The impact of contamination on mushroom yields is significant. It can inhibit growth, cause deformities or cause an entire crop to fail.

Contaminants that compete with the mushroom mycelium during the incubation phase may outcompete the mycelium altogether, resulting in failed colonization and no mushrooms.

Contamination after pinning can cause deformed fruiting bodies, smaller yields or discolored mushrooms unsuitable for the market.

Will Contaminated Mycelium Fruit?

Contaminated mycelium may fruit if the contamination occurs when colonization is almost complete, meaning the mycelium has consumed most of the nutrients in the substrate.

As many contaminants feed not only on the substrate but also on the mycelium itself, you’ll also need to catch any contaminants in the early stages before they weaken the mycelium. 

You may be able to isolate and remove small spots of bacterial contamination before they spread, leaving the remaining mycelium to fruit.

And spraying some early-stage molds with a hydrogen peroxide solution will destroy them, allowing the mycelium to fruit. But you may have smaller yields.

Tips for Preventing Contamination

Growing mushrooms is a skill, and like all skills, it takes practice and trial and error to learn what works best for you.

Contamination is one of the most common obstacles encountered by beginner mushroom growers. So, how can we prevent contamination in mushroom cultivation?

The answer is to reduce or eliminate exposure to contaminated air, equipment and people.

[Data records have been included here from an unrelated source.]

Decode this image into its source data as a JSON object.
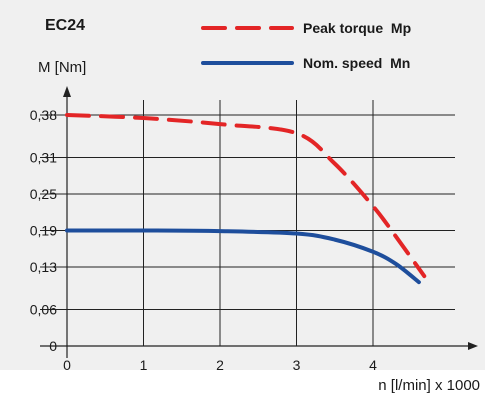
{
  "chart_data": {
    "type": "line",
    "title": "EC24",
    "xlabel": "n [l/min] x 1000",
    "ylabel": "M [Nm]",
    "xlim": [
      0,
      5.2
    ],
    "ylim": [
      0,
      0.41
    ],
    "x_ticks": [
      0,
      1,
      2,
      3,
      4
    ],
    "x_tick_labels": [
      "0",
      "1",
      "2",
      "3",
      "4"
    ],
    "y_ticks": [
      0,
      0.06,
      0.13,
      0.19,
      0.25,
      0.31,
      0.38
    ],
    "y_tick_labels": [
      "0",
      "0,06",
      "0,13",
      "0,19",
      "0,25",
      "0,31",
      "0,38"
    ],
    "grid": {
      "horizontal": true,
      "vertical": true
    },
    "legend_position": "top-right",
    "series": [
      {
        "name": "Peak torque  Mp",
        "color": "#e32526",
        "style": "dashed",
        "x": [
          0,
          1,
          2,
          3,
          3.5,
          4,
          4.3,
          4.67
        ],
        "y": [
          0.38,
          0.375,
          0.365,
          0.35,
          0.3,
          0.23,
          0.18,
          0.115
        ]
      },
      {
        "name": "Nom. speed  Mn",
        "color": "#1e4e9c",
        "style": "solid",
        "x": [
          0,
          1,
          2,
          3,
          3.5,
          4,
          4.3,
          4.6
        ],
        "y": [
          0.19,
          0.19,
          0.189,
          0.185,
          0.175,
          0.155,
          0.135,
          0.105
        ]
      }
    ]
  }
}
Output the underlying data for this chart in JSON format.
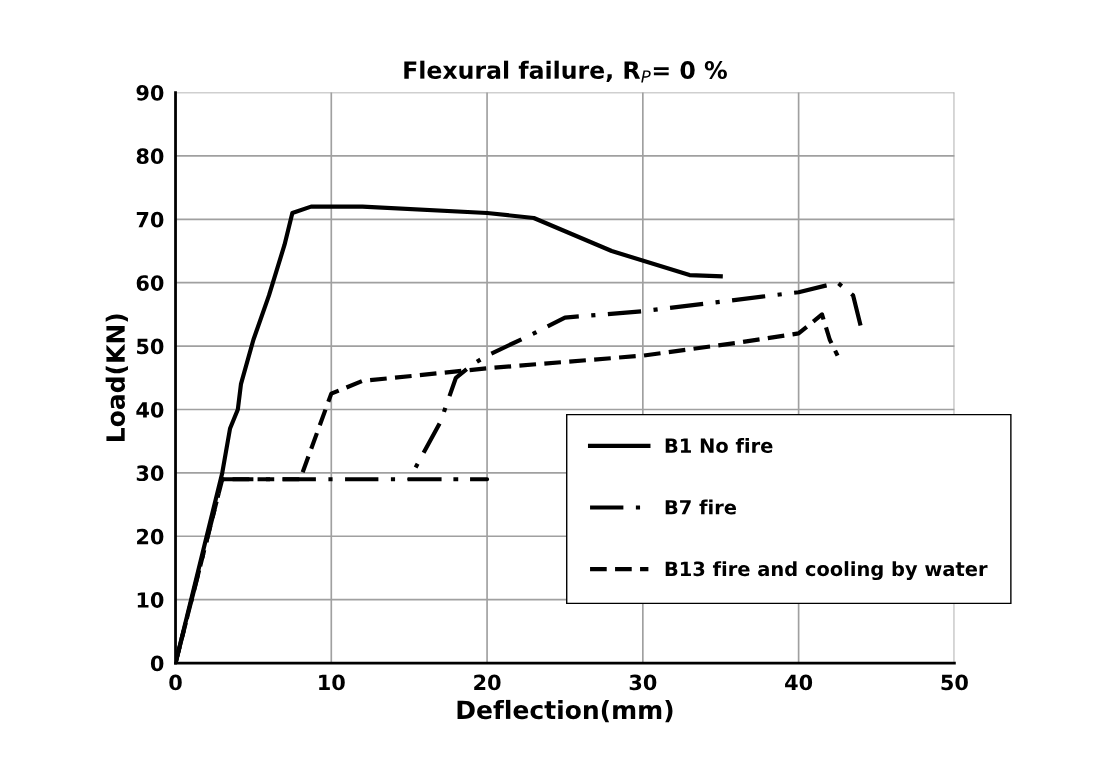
{
  "chart_data": {
    "type": "line",
    "title": "Flexural failure, R$_{P}$= 0 %",
    "xlabel": "Deflection(mm)",
    "ylabel": "Load(KN)",
    "xlim": [
      0,
      50
    ],
    "ylim": [
      0,
      90
    ],
    "xticks": [
      0,
      10,
      20,
      30,
      40,
      50
    ],
    "yticks": [
      0,
      10,
      20,
      30,
      40,
      50,
      60,
      70,
      80,
      90
    ],
    "grid": true,
    "legend": "right",
    "marker": "none",
    "series": [
      {
        "name": "B1 No fire",
        "color": "#000000",
        "line_style": "solid",
        "x": [
          0,
          1,
          2,
          3,
          3.5,
          4,
          4.2,
          5,
          6,
          7,
          7.5,
          8.7,
          12,
          20,
          23,
          28,
          33,
          35
        ],
        "values": [
          0,
          10,
          20,
          30,
          37,
          40,
          44,
          51,
          58,
          66,
          71,
          72,
          72,
          71,
          70.2,
          65,
          61.2,
          61
        ]
      },
      {
        "name": "B7 fire",
        "color": "#000000",
        "line_style": "dashdot",
        "x": [
          0,
          3,
          20,
          15,
          17,
          18,
          19,
          20,
          23,
          25,
          30,
          40,
          42.5,
          43.5,
          44
        ],
        "values": [
          0,
          29,
          29,
          29,
          38,
          45,
          47,
          48.5,
          52,
          54.5,
          55.5,
          58.5,
          60,
          58,
          53
        ]
      },
      {
        "name": "B13 fire and cooling by water",
        "color": "#000000",
        "line_style": "dashed",
        "x": [
          0,
          3,
          8,
          10,
          12,
          20,
          30,
          36,
          40,
          41.5,
          42,
          42.5
        ],
        "values": [
          0,
          29,
          29,
          42.5,
          44.5,
          46.5,
          48.5,
          50.5,
          52,
          55,
          51,
          48.5
        ]
      }
    ]
  }
}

Here are some tips to help prevent contamination:

  • Only use substrate materials that have been kept dry and clean
  • Correctly sterilize substrate before inoculation
  • Inoculate in front of a flow hood with HEPA air filters 
  • Create positive pressure HEPA-filtered air inside a clean room for inoculation
  • Wear a face mask, surgical gloves, and a Tyvek suit during inoculation
  • Isolate any infected mushrooms immediately to prevent the contamination from spreading
  • Remove any contaminated substrate from grow rooms immediately 
  • Seal grow rooms with fly screens to block access for flies
  • Hang fly strips in your fruiting room to catch and monitor insect populations
  • Wash hands well before harvesting
Learn the difference between pasteurization and sterilization and how they help prevent contamination.

Final Thoughts

Although the list of potential contaminants may seem daunting, especially to beginners, it’s not as bad as it may seem.

Many delicious gourmet mushroom species, like oyster mushrooms and shiitake mushrooms, have adapted mechanisms to deal with competitors.

Their mycelium is fast growing and, once established, secretes an enzyme that can kill small quantities of mold, making it difficult for mold to grow.

We suggest beginner mushroom growers start with oyster mushrooms as they’re hardy and fast-growing, reducing the chances of contamination and making it easier to experience the wonder of harvesting your first flush of mushrooms.